2. Didn't do enough homework
My first set of bookplates were very pretty, and generic. In fact, they were from the first vendor I found online when I searched for "bookplates." Like, duh. After all that research to find a nearby vendor and secure a reasonable price, ultimately, the best option for me was to order from BookplateInk. Sheesh.

3. Gave too freely, gave too little, or gave the wrong thing
When the first edition of my book was published, I followed the oft-heard advice to "give a copy to all of your friends." Well, there are some problems with that. First, which friends? No matter how excited I am about my book, it's financially unwise to hand a $17 book to each of my friends (even with my author discount). So I redefined "friend," this time looking critically at my contact list to select those who appeared to be most likely to tout the book to others, or (in a few cases) buy a bunch of books for other people. In other words, I learned to give to the friends of my book, but sadly, not to all of my friends.

I haven't mastered this yet. I try to be well-organized and yes, over-prepared, for book signings and other appearances, but still I find I'm loading the car in a rush at the last minute. A couple of times I have forgotten to bring along an extra copy of the book, which would have been a nice thank-you gift for the event host. That's more time-management (and Checklist Manifesto-type stuff) than book marketing know-how. The other side of the coin is book-marketing savvy. As in, what's the right thank-you gift for a book-signing host anyway? Perhaps it's not a book (many event hosts already have one) but a photo or notecards featuring one of the trails, instead. (Any book promotion experts out there?? Speak up - just, please, go beyond 'bookmark,' ok?)
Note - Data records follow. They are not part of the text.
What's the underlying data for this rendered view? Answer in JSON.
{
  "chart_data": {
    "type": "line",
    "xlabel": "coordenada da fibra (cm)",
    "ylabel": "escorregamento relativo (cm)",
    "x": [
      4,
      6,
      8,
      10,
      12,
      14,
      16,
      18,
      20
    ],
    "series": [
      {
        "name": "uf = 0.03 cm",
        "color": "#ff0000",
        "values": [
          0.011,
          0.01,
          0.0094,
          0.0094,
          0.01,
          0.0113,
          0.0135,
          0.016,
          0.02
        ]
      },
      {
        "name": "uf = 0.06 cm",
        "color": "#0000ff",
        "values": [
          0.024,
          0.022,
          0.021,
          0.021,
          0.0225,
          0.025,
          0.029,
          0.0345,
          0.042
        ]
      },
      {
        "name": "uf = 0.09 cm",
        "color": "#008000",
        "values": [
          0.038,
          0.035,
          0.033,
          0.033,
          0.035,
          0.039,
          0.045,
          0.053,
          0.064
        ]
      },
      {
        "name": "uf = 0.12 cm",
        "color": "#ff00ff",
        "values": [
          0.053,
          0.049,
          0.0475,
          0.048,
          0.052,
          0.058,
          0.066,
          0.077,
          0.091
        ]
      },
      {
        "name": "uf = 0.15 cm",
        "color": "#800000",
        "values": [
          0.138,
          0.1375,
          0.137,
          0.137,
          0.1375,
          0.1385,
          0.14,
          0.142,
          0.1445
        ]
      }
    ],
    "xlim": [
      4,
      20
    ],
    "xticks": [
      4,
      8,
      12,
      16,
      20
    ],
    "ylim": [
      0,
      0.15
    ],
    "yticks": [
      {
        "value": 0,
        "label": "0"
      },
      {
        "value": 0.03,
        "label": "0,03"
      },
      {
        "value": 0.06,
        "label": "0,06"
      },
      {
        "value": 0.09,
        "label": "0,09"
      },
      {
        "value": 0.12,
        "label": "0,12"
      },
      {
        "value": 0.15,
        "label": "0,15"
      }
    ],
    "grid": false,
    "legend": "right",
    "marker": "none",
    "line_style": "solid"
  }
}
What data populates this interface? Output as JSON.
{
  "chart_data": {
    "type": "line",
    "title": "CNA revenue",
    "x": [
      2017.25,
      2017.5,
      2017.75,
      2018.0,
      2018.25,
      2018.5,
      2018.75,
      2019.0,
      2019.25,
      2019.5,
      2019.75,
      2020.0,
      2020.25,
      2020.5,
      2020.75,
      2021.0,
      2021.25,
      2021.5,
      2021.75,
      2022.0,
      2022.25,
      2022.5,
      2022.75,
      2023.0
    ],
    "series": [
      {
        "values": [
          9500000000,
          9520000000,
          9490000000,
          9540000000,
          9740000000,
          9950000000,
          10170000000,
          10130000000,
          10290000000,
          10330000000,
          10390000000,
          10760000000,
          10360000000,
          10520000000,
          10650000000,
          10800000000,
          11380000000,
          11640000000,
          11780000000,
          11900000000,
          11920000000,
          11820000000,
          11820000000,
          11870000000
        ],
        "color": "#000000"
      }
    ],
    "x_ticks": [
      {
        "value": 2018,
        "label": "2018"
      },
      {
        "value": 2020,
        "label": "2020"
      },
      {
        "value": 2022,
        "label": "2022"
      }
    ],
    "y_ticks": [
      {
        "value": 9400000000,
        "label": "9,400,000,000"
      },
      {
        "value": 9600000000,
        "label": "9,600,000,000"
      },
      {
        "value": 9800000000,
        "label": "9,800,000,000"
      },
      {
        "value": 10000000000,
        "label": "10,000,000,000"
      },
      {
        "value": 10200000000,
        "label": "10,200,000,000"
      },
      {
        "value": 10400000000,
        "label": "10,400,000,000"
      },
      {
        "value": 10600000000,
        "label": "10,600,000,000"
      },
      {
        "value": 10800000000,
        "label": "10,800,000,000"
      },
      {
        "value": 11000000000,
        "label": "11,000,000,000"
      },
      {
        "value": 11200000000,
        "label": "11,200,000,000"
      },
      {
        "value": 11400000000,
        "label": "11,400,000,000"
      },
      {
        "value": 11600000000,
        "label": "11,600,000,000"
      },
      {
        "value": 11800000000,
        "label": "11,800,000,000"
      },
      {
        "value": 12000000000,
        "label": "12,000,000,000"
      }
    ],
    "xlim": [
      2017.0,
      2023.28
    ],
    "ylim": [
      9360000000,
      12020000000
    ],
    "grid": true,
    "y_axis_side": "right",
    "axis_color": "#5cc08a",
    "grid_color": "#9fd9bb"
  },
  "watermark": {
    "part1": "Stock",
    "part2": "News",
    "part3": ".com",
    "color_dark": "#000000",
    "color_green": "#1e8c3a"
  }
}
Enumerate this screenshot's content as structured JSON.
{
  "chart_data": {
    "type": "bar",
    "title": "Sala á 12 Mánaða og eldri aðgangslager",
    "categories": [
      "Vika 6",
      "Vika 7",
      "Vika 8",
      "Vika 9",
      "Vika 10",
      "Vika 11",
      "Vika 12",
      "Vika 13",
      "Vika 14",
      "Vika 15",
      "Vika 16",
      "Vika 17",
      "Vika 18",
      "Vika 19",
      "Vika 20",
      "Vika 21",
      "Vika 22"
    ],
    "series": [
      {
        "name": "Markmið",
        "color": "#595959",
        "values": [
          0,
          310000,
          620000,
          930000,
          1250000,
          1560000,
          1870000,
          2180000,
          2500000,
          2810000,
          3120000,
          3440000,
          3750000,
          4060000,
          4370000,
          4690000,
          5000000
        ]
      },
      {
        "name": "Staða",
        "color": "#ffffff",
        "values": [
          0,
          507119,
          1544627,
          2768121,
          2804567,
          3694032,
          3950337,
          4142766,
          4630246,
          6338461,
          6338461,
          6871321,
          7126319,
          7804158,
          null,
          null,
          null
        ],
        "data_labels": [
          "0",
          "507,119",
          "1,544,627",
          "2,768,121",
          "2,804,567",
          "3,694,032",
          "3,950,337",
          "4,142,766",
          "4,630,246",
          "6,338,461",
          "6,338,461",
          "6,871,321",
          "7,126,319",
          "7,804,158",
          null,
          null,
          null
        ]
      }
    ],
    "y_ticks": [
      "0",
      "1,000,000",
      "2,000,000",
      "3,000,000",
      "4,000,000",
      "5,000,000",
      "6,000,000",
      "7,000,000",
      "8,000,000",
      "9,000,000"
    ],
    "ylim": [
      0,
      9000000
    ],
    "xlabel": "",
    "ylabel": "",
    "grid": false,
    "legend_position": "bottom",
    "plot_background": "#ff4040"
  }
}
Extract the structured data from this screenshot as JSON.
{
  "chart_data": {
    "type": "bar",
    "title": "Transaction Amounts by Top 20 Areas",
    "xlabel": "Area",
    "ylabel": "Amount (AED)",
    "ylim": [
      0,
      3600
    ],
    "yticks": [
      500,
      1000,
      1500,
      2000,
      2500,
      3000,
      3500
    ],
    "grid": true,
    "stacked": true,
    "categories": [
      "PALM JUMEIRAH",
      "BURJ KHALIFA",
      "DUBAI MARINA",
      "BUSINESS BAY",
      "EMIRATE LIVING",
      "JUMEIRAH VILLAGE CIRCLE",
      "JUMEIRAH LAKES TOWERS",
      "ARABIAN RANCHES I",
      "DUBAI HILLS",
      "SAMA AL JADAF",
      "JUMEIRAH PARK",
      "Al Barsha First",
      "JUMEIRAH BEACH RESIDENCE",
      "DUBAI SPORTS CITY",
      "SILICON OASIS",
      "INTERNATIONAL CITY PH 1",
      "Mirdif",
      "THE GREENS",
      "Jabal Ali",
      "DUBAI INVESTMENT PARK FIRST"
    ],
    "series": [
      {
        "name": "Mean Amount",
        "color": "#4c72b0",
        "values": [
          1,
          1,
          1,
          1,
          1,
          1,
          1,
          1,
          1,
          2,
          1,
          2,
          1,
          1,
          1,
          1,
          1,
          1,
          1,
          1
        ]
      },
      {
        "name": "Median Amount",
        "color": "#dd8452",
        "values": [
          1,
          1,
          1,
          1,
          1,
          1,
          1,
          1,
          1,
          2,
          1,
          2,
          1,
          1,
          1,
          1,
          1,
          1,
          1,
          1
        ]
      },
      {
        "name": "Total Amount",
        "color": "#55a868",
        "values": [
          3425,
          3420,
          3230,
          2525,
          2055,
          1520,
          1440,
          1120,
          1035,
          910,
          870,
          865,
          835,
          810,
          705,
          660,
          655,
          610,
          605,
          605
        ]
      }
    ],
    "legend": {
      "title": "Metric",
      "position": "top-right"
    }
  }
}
4. Spent too much time on Facebook.
I'm still struggling with this one, too. Check out my Facebook page, where I waste a lot of time I could be spending on the trail. Or not.

5. Failed to maximize my face time 
As friend (and award-winning author) Debbie Alferio points out,* word of mouth is the best form of advertising. I've been too cautious about mentioning that I'm an author in the past, a habit I vow to correct before it's time to make New Year's resolutions.

I've also stumbled when promoting events. Once I lost a sale because I didn't show up early (aim to arrive at any signing at least 30 minutes in advance) and another time, I planned a GRAND event with another author... and turnout was abysmal because I didn't chat it up enough. I Facebooked** the heck out of it, though; yet another reminder the original social networking tools - your face! and your mouth! - are often more effective than newer ones.

I'm sure I'll discover many more mistakes I've made... but until I'm willing to admit them, what about you? Got any mistakes to share?

*OK, she wasn't the first to say so, but she makes the point eloquently in an upcoming guest post.

**I know it's not a verb. But you knew what I meant, didn't you?